OGDEN — As fewer and fewer veterans populate the United States, veterans organizations are seeing a corresponding decrease in memberships. But an American Legion post in west Ogden is bucking that trend, still going strong after 100 years.

On Monday, Ogden’s American Legion Baker-Merrill Post 9 will celebrate its centennial.

Housed in a 1,500-square-foot building on west 24th Street, the post is the third oldest, continuously active American Legion organization in Utah. Posts throughout the state were chartered in ascending order and there are only two posts in Utah older than the Ogden Legion: Post 2 and Post 3 in Nephi and Price, respectively.

Baker-Merrill currently has 438 current members, according to Bob Yeaman, another Vietnam veteran and adjutant of the post. Schow said up until last year, the post boasted the largest American Legion Membership in the state. A post in St. George has since taken over the top spot.

“But we’ll reclaim our rightful place again soon,” Schow said.

The post counts several high-profile Weber County veterans as members.

Bob Ramos and Casey Kunimura belong to Post 9. As an Army man, Ramos saw combat during three different U.S. conflicts.

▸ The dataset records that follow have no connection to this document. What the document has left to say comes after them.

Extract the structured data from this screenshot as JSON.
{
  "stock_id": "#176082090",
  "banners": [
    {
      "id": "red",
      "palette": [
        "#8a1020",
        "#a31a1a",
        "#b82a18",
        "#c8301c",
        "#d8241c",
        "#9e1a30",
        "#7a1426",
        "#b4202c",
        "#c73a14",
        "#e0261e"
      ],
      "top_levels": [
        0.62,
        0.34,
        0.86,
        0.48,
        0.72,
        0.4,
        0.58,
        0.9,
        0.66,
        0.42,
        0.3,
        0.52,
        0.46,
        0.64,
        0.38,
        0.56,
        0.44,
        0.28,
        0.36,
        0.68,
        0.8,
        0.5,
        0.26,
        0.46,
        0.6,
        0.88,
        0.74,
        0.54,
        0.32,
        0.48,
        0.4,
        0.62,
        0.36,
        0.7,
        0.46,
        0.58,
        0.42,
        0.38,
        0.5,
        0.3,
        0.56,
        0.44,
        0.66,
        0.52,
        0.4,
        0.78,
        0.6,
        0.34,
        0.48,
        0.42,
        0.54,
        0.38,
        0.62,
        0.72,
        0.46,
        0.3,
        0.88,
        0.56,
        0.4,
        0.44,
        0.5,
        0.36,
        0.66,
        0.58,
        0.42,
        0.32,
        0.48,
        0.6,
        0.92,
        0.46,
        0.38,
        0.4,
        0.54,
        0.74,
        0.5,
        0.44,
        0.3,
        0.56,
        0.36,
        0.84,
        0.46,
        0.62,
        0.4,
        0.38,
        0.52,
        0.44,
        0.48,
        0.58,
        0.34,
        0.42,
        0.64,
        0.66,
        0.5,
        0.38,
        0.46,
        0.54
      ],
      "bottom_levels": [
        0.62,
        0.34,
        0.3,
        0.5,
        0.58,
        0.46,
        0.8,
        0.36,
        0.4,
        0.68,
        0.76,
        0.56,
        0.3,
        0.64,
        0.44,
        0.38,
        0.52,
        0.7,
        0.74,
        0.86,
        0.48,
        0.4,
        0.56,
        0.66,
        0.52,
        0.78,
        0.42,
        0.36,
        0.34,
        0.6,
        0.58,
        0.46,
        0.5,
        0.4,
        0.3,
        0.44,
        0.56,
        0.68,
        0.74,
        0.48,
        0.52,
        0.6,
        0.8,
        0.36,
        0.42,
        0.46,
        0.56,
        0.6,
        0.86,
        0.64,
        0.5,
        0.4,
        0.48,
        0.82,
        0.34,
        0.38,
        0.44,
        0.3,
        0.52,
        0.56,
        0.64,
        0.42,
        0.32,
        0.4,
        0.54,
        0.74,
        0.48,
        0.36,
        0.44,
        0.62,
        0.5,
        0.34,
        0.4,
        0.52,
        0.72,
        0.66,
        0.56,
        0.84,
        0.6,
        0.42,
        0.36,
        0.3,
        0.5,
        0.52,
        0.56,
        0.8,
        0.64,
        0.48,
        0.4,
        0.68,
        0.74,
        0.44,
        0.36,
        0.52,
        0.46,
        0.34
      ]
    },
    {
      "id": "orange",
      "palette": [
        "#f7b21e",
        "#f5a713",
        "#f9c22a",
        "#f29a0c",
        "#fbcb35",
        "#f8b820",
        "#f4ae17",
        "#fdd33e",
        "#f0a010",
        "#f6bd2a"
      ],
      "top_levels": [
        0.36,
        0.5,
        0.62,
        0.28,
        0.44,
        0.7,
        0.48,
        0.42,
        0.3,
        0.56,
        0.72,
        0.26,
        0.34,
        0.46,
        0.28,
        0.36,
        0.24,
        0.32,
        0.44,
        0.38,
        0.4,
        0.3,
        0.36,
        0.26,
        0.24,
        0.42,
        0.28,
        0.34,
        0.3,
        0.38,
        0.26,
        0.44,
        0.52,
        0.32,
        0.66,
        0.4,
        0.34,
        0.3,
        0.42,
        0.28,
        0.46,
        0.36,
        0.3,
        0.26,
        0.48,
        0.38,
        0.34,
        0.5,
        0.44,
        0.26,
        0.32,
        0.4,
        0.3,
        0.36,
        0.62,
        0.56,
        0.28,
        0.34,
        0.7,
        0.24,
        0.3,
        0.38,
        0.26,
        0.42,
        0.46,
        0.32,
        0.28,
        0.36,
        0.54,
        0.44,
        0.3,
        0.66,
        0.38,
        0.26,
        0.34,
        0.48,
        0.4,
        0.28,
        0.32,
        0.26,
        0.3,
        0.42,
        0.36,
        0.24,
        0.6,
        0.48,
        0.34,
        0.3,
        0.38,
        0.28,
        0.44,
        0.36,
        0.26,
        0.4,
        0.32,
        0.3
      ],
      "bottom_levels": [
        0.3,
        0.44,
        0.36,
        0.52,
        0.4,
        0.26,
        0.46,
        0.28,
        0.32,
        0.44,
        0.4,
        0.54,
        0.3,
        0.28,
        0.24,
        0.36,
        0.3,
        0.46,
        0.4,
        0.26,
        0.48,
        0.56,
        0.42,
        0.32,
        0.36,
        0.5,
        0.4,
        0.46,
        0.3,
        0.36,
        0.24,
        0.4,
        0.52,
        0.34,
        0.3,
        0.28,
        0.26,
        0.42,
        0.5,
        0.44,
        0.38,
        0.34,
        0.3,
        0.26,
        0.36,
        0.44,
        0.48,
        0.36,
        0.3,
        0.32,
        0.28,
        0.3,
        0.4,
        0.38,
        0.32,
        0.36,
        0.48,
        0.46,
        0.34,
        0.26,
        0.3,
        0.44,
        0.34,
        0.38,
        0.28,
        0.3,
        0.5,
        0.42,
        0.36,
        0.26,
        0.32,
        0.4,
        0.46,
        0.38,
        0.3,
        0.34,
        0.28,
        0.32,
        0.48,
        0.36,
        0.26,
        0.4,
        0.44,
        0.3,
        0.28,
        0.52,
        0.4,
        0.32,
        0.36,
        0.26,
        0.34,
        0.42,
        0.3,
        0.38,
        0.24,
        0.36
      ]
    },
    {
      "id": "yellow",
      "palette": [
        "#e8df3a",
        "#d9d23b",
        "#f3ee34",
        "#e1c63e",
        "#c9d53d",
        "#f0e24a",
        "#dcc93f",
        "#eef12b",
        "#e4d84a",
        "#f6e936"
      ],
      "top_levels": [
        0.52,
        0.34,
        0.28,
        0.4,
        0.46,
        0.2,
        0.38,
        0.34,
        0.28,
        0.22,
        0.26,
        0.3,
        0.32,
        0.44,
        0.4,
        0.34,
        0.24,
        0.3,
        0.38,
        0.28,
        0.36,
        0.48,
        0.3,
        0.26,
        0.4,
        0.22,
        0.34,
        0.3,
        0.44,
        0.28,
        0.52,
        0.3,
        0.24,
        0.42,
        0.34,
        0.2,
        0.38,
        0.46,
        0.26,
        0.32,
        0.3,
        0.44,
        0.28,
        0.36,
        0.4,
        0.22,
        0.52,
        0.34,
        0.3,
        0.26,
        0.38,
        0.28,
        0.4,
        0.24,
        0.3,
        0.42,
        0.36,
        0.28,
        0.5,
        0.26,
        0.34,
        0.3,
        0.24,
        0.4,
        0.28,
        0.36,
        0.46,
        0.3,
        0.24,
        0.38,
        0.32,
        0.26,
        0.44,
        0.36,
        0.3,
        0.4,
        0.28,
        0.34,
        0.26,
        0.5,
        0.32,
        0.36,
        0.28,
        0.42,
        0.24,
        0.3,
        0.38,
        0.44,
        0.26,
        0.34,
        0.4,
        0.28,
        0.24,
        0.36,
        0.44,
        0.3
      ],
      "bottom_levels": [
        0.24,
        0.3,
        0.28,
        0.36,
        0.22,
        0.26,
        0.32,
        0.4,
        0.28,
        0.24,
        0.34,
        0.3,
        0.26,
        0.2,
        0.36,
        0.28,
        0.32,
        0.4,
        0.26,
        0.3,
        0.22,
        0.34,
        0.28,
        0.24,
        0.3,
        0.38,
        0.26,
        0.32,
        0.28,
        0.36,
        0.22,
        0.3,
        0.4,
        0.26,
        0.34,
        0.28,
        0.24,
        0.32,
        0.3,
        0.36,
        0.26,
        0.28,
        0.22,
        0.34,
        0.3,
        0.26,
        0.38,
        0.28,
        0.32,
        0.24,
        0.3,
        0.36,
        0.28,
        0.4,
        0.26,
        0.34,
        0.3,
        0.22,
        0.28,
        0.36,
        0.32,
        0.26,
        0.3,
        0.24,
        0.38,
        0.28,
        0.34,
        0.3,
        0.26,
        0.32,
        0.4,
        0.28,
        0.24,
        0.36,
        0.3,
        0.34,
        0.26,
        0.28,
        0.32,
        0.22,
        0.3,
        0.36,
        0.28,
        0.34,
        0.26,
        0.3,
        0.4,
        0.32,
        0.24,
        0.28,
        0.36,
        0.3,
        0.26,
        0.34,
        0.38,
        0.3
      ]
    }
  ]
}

He fought in both Europe and the Pacific during WWII, then saw action again in both Korea and Vietnam. Kunimura, also an Army veteran, served in WWII, Korea and Vietnam, as well. He also spent time in a Japanese internment camp before joining the military.

Medal of Honor recipient George Wahlen, for whom the Ogden veterans home is named after, was also a member until he died in 2009. Schow said Wahlen met his wife Melba at the Legion’s current home on 24th Street, though back then it was an establishment called “The Keg.”

First and foremost, Schow says, the Legion is about service. The organization runs the Boys and Girls State program; American Legion Baseball; it gives scouting recognitions; provides military funeral honors; helps veterans access their Veterans Administration benefits and more. The American Legion also led the battle to establish the GI Bill.

But aside from charity, life at the post is also about camaraderie.

“We like to get together and tell old sea stories,” Yeaman said.

Post commander and Vietnam veteran A.C. Scheer says the group provides veterans with a one-of-a-kind opportunity to connect with people who have experienced war.

“For any service guy — it’s hard to talk about what’s happened to them in a combat zone,” he said. “Until you have actually been through it ... you don’t understand. ... The goal for us is that we can accept a veteran and talk to him and hopefully help him adjust to everything that has to happen. The conversion from being in the military to being a civilian is a tough one.”

Schow says it’s for that reason that younger war veterans would benefit from the Legion.

According to the Pew Research Center, the U.S.’s veteran population is on the decline. In 2016, only 7% of U.S. adults were veterans, down from 18% in 1980, according to the U.S. Census Bureau. Pew says the drop is directly related to decreases in active duty personnel, which over the past 50 years, has dropped significantly, from 3.5 million in 1968, to 1.3 million in 2016. The VA projects the decline will continue for the foreseeable future.

Shrinking numbers in veterans organizations like the Legion and Veterans of Foreign Wars has also been well-publicized in recent years.

While the Baker-Merrill post still maintains a healthy membership, Schow said looking to the future can’t be ignored.

“(Recruiting a younger generation) obviously is part of the challenge,” he said. “We do need to get younger members in. It’s a problem in a lot of places — even in the Kiwanis and Rotary (clubs), those organizations are struggling too. For the American Legion, I feel it an obligation to try and make sure it keeps moving forward. I just believe it’s an important organization to have.”

Post 9 will celebrate 100 years on July 8 at 845 W. 24th Street in Ogden. American Legion National Commander Brett Reistad is scheduled to attend, with several other activities planned.